[Date Prev][Date Next][Thread Prev][Thread Next][Date Index][Thread Index]

Re: [Condor-users] Condor and GPUs



Hi Miron,

Miron Livny wrote:
> How should we go about collecting the requirements for the most basic 
> support we should offer in this space. What I am looking for is input 
> that will help us pick the right cost/benefit ratio for an effort to 
> support GPUS and/or multi-core nodes.

I don't know of a good metric for that, but I can tell you about one of
our current problems which cries for a - in my eyes rather simple -
solution but I don't know if there is one yet:

On a large cluster we have a user running jobs which are incredibly I/O
intensive (over the network) in the beginning and then after a while are
only CPU bound.

We have quad core CPUs and when two or even four of these jobs land on
the same node they get into each other's way very effectively and the
total run time effectively goes almost with the number of jobs started
on that node.

Of course we could say: limit only to slot 1 or slot 3 on each node, but
that's not what we really want since these slots might be already filled
with other (long running and CPU bound jobs).

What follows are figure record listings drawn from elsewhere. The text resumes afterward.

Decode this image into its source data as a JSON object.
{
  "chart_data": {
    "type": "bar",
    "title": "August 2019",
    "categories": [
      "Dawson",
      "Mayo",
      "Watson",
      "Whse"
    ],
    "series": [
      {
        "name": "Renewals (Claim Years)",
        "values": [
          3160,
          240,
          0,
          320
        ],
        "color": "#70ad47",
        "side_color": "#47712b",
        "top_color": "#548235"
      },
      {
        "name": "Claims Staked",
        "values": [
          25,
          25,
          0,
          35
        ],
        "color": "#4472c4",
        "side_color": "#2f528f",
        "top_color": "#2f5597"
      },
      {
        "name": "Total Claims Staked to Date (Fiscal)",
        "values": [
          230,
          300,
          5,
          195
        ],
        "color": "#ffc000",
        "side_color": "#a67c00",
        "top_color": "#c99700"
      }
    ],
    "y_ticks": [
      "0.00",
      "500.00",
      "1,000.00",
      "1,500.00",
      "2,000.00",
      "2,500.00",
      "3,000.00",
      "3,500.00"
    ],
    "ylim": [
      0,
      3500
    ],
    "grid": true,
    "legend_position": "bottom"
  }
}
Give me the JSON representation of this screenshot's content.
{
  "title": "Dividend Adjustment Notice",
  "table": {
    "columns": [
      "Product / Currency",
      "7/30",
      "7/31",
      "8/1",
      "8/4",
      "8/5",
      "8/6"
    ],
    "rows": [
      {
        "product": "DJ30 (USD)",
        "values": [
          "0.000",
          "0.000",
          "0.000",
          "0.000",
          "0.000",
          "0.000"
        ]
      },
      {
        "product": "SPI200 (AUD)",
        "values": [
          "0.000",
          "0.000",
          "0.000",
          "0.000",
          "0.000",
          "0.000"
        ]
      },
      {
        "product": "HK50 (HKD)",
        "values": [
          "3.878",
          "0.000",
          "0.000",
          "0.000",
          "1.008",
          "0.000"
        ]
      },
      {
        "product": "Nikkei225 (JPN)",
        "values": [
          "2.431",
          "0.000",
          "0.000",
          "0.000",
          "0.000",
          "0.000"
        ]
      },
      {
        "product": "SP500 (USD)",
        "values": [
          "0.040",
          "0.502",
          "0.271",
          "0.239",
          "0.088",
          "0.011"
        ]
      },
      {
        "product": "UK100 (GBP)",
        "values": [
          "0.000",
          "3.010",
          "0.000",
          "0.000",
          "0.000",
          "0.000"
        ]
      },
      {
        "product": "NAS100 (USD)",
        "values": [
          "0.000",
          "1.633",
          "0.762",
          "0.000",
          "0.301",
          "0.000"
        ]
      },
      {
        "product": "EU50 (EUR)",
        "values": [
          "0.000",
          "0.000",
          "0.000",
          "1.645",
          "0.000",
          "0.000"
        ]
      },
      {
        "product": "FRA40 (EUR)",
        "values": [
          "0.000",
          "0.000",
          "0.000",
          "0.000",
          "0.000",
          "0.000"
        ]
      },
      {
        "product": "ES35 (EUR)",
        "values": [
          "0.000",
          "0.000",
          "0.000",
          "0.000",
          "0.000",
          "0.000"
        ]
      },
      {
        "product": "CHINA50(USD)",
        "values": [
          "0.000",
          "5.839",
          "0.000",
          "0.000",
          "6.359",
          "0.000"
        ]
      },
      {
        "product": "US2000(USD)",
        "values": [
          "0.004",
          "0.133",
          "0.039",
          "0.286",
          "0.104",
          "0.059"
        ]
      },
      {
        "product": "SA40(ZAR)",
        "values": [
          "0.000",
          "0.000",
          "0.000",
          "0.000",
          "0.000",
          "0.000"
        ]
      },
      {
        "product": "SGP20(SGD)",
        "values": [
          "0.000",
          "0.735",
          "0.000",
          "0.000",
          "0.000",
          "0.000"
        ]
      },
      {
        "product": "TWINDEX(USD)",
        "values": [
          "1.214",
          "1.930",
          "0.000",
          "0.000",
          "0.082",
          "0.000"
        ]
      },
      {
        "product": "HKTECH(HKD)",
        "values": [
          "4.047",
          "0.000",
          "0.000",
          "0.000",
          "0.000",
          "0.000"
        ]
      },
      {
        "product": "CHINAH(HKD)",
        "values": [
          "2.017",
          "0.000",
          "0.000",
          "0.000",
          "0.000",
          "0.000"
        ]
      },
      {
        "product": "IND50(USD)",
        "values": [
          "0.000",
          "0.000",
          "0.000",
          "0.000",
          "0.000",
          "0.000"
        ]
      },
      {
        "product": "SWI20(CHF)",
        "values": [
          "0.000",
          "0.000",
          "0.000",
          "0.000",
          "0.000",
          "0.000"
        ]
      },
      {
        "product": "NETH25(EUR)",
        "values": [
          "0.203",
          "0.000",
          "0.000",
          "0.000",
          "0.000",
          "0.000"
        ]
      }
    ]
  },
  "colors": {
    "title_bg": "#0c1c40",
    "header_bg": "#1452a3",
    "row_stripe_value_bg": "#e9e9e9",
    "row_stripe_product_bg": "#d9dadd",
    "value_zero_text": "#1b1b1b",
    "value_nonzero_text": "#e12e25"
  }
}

What we would like is a settings where we could tell condor in a
requirement:

slot_number==SINGLE

or something like this, i.e. meaning run only a single instance on this
node.

Given that hex- or octo-CPUs are already appearing on the roadmaps, I
think we definitely need this sooner rather than later.

Just my $0.031612

Cheers

Carsten

PS: Of course I also agree with Steffen that we do need some more
flexible and dynamic memory scheme allowing to use the available
resources much better than any static system could yield.